Many years ago, Thomas Moreland fell in love with the ministering angel who rescued him. She, however, was about to marry someone else. Now, years later, Thomas is in a position to both help and woo Felicity Harrison. However, it is a well known fact that Felicity is still in deep mourning for her husband, and that she has no desire to ever marry again. Thomas is nothing if not persistent. With patience, kindness and devotion, he hopes to win Felicity's affections. But there are those who disapporve of the developing relationship between Thomas and Felicity, and they begin a campaign of whispers and slanders against Thomas, hoping to drive a wedge between Felicity and Thomas. Will Felicity believe the slanders and turn her back on Thomas or will she believe in his love and intregity?
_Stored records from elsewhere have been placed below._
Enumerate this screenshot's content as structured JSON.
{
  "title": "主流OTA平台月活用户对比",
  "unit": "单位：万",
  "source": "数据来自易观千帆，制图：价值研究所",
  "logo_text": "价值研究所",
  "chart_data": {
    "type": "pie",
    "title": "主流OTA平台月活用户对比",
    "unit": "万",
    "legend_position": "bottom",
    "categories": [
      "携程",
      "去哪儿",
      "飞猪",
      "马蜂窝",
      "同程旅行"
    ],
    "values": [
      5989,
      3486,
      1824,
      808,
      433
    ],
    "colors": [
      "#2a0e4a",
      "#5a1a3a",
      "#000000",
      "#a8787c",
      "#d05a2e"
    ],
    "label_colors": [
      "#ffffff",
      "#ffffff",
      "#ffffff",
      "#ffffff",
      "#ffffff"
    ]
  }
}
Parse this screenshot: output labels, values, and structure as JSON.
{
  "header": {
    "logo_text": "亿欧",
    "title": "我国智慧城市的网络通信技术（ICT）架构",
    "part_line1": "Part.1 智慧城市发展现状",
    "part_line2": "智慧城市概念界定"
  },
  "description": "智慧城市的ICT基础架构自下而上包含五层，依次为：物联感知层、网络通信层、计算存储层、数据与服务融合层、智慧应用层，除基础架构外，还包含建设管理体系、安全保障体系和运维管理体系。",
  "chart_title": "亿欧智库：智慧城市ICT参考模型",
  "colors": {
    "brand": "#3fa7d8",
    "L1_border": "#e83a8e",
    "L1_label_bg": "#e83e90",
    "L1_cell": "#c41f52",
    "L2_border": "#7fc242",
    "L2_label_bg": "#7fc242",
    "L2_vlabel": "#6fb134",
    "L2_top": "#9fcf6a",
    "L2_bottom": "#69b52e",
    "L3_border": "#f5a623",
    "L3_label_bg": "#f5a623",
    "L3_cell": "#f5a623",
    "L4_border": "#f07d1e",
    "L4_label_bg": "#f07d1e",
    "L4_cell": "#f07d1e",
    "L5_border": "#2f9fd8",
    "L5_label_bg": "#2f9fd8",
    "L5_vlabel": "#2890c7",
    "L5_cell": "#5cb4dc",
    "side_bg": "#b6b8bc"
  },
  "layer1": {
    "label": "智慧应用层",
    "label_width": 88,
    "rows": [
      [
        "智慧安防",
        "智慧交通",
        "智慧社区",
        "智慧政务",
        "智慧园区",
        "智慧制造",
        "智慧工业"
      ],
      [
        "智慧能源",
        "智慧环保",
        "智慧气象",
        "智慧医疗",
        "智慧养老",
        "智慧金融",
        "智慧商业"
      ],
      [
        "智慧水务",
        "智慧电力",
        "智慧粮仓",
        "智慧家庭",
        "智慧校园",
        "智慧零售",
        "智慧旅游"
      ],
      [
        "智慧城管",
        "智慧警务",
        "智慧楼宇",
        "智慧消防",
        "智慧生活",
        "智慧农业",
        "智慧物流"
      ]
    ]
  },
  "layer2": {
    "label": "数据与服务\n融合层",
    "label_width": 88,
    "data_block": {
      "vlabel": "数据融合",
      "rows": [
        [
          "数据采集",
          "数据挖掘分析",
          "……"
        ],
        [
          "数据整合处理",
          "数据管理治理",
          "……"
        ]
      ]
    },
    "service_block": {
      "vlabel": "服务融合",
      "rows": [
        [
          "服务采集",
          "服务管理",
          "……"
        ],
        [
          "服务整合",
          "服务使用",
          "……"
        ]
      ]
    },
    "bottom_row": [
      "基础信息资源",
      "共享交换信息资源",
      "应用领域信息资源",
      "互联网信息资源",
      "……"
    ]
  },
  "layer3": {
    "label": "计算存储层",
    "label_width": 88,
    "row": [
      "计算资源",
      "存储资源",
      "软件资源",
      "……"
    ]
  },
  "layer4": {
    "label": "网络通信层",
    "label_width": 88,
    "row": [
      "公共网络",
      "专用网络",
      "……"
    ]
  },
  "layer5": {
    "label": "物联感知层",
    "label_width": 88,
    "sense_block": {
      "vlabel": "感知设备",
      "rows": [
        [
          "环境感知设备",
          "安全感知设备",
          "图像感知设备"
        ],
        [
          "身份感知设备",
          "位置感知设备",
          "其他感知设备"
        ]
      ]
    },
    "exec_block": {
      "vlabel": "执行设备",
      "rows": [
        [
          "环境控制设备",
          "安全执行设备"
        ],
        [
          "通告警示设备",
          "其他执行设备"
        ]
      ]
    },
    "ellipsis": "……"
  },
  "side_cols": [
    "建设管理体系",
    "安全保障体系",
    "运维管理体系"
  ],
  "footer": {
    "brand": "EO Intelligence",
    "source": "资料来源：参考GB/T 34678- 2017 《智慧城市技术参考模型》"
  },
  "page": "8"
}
The Bride Wore Blue" is quite a fun read, even if the language was at times a tad too Americanized, as well as a little high flown in parts. The characters were all rather well developed, and it is hard not to take the hero of this romance novel to heart. After all what is there not to like? He is kind, generous, good looking and utterly ardent in his courtship of Felicity. Which was probably why I wanted to shake her ever so often. When Felicity first meets Thomas (in 1813) he makes her feel intimated and petty about her snobbishness, and so she takes him into great dislike. And while I understood her snobbish attitude (let's face it: aristocrats still behave the same way in this day and age), it still grated. It takes quite a while before she softens towards him, and just when things are beginning to look good Thomas, she discovers that he is the man she rescued all those years ago, and jumps to the conclusion that he is being condescending and sneering about her behind her back. How she arrived at this conclusion left me totally in the dark, esp given that up till then she'd decided that he was quite and honourable man. Again, it takes a lot of persistence and patience on Thomas's part to win her favour. And again just as things are going his way, something else happens and Felicity turns her back on him once more. And while I had begun to wonder about Thomas's devotion to Felicity, I simply couldn't understand what was going on in Felicity's mind. For an intelligent woman, she persisted in acting like a snobbish nitwit! One couldn't even claim that it was a case of past history making her unsure and wary of men, as the sketchy history Cheryl Bolen provides us with about Felicity's marriage seems to suggest that it was a good one, if not a terribly passionate one. Felicity seemed to need others to interpret Thomas's behaviour for her, and that made very little sense to me.
All in all however, this was an enjoyable read. I liked the hero, and wished that there were more romance heroes like him. I'd recommend reading this novel as well as the next one in the series, "With This Ring."